Stuff happens. Sometimes it happens in a coherent order with discernible causes and effects, and sometimes not. Usually not. Sometimes apparently unconnected things can be pieced together by an unrealistic, but active, imagination in order to make things make sense.
Or do things make sense all by themselves, and it just takes some of us a while to get it? Oops, metaphysical question.
By the way, this is not about basketball. It's about a largely undiagnosed malady I've discovered called Seasonal Psycho-Incongruity Neurosis (SPIN). Seasonal Affective Disorder is out. SPIN is the new SAD.
The other day, a friend of a friend asked me, on behalf of her student, what the company is really looking for in a new job opening. I've been a go-between when people have actually gotten jobs, for better or worse, and it's kind of fun serving as a link in that chain. That very day I heard about a new position in our department. I looked at the posting online and offered my two cents worth of interpretation. We'll see if it goes any further.
Three weeks ago, another friend asked me to write a reference letter for an MFA program in Oregon, but I waited until two days before the deadline to write it. I think it was a good letter. The friend replied that she had been laid off from her current job in the Northwest. Noticing that another job was posted, and it happened to be in that neck of the woods, I sent her the link, she applied, and we'll see if it goes any further.
Unrelated events are a matter of degree. How unrelated is 'unrelated'? One day last week I'm out on the patio doing a qigong form in the welcome sunshine, and I see animal tracks in the snow. One set of tracks could be a big dog, another could be a deer, and a third could be a large bird, but what do I know. I'm not a hunter or a birder and wasn't a boy scout. The next day somebody in the cafeteria saw a wild turkey just outside the windows, and we all watched him do his big, puffed-up display with wing and tail feathers spread out, and he was impressive. I didn't see a female nearby, but it must be the season.
A couple of days later, a cardinal was singing in the top of a maple tree in the back yard, loud and long in the late afternoon. This time I did see a female in a nearby tree, so the song apparently was having the desired effect. I'll expect to see eggs soon.
It took less than a week since the big storm of '08, and most of the snow has melted. It felt good to go outside and see the naked ground again. There's nothing so remarkable about snow melting in March, it just looked different to the eye, all that color and texture in the saturated ground.

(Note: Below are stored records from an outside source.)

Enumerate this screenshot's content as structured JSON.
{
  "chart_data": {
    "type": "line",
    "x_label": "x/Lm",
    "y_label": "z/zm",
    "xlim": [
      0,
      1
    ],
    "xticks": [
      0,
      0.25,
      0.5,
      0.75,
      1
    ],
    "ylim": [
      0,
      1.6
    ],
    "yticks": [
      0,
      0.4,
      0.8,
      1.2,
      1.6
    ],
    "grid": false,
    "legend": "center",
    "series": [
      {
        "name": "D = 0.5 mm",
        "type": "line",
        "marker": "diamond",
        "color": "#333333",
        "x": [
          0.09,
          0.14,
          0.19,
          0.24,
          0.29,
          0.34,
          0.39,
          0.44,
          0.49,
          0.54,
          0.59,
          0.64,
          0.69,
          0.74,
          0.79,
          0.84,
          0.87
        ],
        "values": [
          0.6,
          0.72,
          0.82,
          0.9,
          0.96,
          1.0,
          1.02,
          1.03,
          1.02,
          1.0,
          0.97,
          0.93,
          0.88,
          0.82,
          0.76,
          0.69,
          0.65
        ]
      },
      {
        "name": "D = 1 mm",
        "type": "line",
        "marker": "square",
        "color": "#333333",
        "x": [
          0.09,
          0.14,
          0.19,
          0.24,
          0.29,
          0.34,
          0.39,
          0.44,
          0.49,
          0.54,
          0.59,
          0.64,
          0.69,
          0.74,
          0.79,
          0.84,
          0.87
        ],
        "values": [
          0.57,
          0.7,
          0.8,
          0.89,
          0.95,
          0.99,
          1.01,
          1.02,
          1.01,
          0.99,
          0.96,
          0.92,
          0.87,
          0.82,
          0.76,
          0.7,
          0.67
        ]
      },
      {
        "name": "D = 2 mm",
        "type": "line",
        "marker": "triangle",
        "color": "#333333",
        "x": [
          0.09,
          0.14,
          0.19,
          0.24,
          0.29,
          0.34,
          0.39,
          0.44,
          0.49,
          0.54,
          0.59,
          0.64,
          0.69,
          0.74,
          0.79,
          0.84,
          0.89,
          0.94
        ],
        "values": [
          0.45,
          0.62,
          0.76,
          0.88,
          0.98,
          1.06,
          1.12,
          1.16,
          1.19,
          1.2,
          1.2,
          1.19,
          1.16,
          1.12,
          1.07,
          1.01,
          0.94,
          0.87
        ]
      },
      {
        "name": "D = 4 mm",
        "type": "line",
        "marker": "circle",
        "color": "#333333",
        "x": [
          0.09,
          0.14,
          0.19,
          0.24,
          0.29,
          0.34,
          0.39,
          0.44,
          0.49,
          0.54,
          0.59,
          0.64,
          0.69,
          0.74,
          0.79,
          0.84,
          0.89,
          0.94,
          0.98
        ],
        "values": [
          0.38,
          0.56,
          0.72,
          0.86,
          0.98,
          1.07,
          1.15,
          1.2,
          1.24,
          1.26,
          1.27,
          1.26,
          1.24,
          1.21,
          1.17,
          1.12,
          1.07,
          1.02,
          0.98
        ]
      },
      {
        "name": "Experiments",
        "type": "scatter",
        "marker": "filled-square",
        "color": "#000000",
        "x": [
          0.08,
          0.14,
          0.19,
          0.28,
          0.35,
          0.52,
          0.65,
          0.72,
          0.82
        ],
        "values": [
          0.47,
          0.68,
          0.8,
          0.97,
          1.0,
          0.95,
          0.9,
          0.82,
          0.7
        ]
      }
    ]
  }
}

Last Sunday was Palm Sunday in most churches, and at the Old North Church my friend Ken reminded us to lighten up and notice our connection with the Earth. This week there will be much ado about bread and wine, which I can understand and enjoy on some level. The office is festooned with tiny, fuzzy, yellow chicks that mysteriously appeared from somewhere. Someone in another department organized a breakfast potluck, and people are doing their spring thing in their own way.
There is a dinner I'm attending tonight where toasts and affirmations will be made, and a long-time member of our group will take his leave, his personal narrative spinning off from the group story, and we'll maintain a looser connection than meeting once a week. It's all good. I don't expect any washing of feet or transsubstantiation of sushi and saki into the body and blood of Jim as he completes the next stage of his journey from central swingstate to Santa Fe. But who the heck knows really. I do intend to ritualize the occasion, in a random sort of way, with a spontaneous I Ching reading to mark the moment, and we'll see if anything comes of that.
Another loose aggregation of folks is holding an explicitly equinox gathering this weekend, where there will be drums and incantations and maybe even dancing to mark the turning of the big wheel of the sky. Seeds will be blessed before they're planted in the ground, and we'll see if anything comes of that.